C’est bref, c’est peu. Le laiteron me fait penser à ces fleurs qu’une main nonchalante cueille sur le bord d’un chemin de campagne et qu’elle abandonne un peu plus loin, le temps de s’être rendue compte que le suc, tout d’abord laiteux de cette plante, tourne, au contact de l’air, à une espèce de gomme poisseuse de couleur brunâtre qui macule les doigts. Oui, on peut dire que le laiteron a été oublié sur le chemin de la thérapie par les plantes.

Propriétés thérapeutiques

  • Diurétique, dépuratif
  • Stomachique, laxatif
  • Cholagogue
  • Adoucissant, émollient

Usages thérapeutiques

  • Affections chroniques des organes digestifs
  • Maladies hépatiques
  • Obstructions abdominales
  • Douleurs auriculaires (?)
  • Remède des « asthmatiques, des pulmoniques et des stranguriques »

Modes d’emploi

  • Frais, en nature.
  • Suc frais.
  • Cataplasme de feuilles fraîches contuses.

Précautions d’emploi, contre-indications et autres informations

  • Du laiteron, il n’y a pas trop à s’en méfier comme de la peste, ce qui fait qu’on n’écrira (jamais), je pense, sur sa toxicité, ni sur les précautions liées à un usage médicinal au long cours : il faut savoir accepter qu’une plante ne puisse d’être aucun recours en phytothérapie, et que si l’on constate une inactivité (ou presque) d’une plante relativement à nos attentes, il apparaît bon de rappeler qu’elle doit avoir une autre fonction pas moins précieuse dont on ignore tout parce qu’elle reste à découvrir. C’est aussi accepter l’idée que le monde nous sera, à jamais, inaccessible dans son intégralité. Cependant, outre le fait que le laiteron n’est pas très compétent d’un point de vue médicinal, nous pouvons affirmer que :
  • Le laiteron est un aliment : au printemps, dans la campagne toscane, le laiteron était, au côté d’autres herbes, une plante destinée à se « verdir », à purger le sang et les humeurs, comme l’on disait autrefois.
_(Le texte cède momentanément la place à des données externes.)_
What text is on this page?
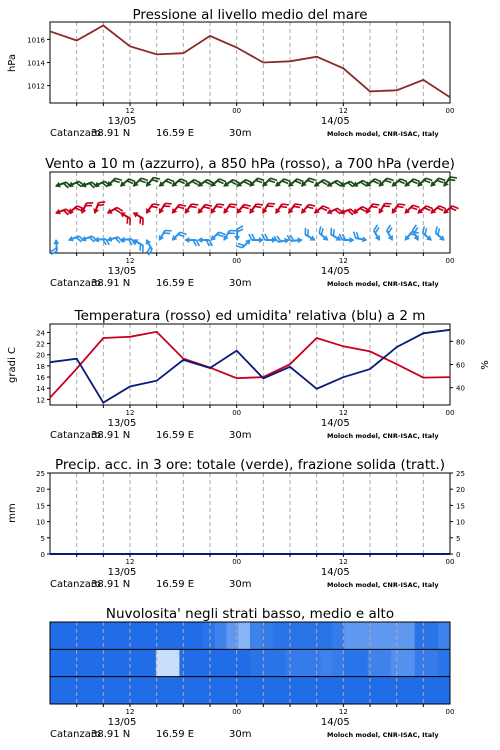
Pressione al livello medio del mare
1012
1014
1016
hPa
12	00	12	00
13/05	14/05
Catanzaro
38.91 N	16.59 E	30m	Moloch model, CNR-ISAC, Italy
Vento a 10 m (azzurro), a 850 hPa (rosso), a 700 hPa (verde)
12	00	12	00
13/05	14/05
Catanzaro
38.91 N	16.59 E	30m	Moloch model, CNR-ISAC, Italy
Temperatura (rosso) ed umidita' relativa (blu) a 2 m
12
14
16
18
20
22
24
40
60
80
gradi C	%
12	00	12	00
13/05	14/05
Catanzaro
38.91 N	16.59 E	30m	Moloch model, CNR-ISAC, Italy
Precip. acc. in 3 ore: totale (verde), frazione solida (tratt.)
0	0
5	5
10	10
15	15
20	20
25	25
mm
12	00	12	00
13/05	14/05
Catanzaro
38.91 N	16.59 E	30m	Moloch model, CNR-ISAC, Italy
Nuvolosita' negli strati basso, medio e alto
12	00	12	00
13/05	14/05
Catanzaro
38.91 N	16.59 E	30m	Moloch model, CNR-ISAC, Italy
Depuis le XVI ème siècle (et même avant, puisqu’au Moyen-Âge le laiteron était classé comme légume), cet usage n’a pas varié, l’on peut s’emparer de lui durant une bonne partie de l’année, à l’exclusion de celle durant laquelle le laiteron fleurit, c’est-à-dire l’été : la naissance des capitules floraux s’accompagnent d’un durcissement des limbes foliaires. Si on veut le consommer cru, il est effectivement préférable de le cueillir quand, non encore fleuri, il est tendre : il se prête alors bien mieux aux salades composées (seul, il devient vite astringent et trop « vert » en bouche). En cet état juvénile, de même que plus âgé, il peut se laisser cuire et entrer dans la composition de bien des préparations : soupes, potées, omelettes, risottos, pâtés végétaux, farces, légume d’accompagnement, gratins (partout où l’on utilise l’épinard, l’on peut user du laiteron, en somme). Certains emploient les racines. Je n’ai encore jamais testé. A voir.
  • Confusions : elles sont possibles, mais ne mènent pas à manger « les pissenlits par la racine ». Heureusement. A côté du laiteron commun, objet de cet article, il est possible de croiser en France le laiteron des champs (S. arvensis) et le laiteron rude (S. asper). Un autre, plus rare, le laiteron des marais (S. palustris), ne se rencontre que dans les zones humides.
    _______________
    1. Dioscoride, Materia medica, Livre II, chapitre 124.
    2. Guy Ducourthial, Flore magique et astrologique de l’Antiquité, p. 512.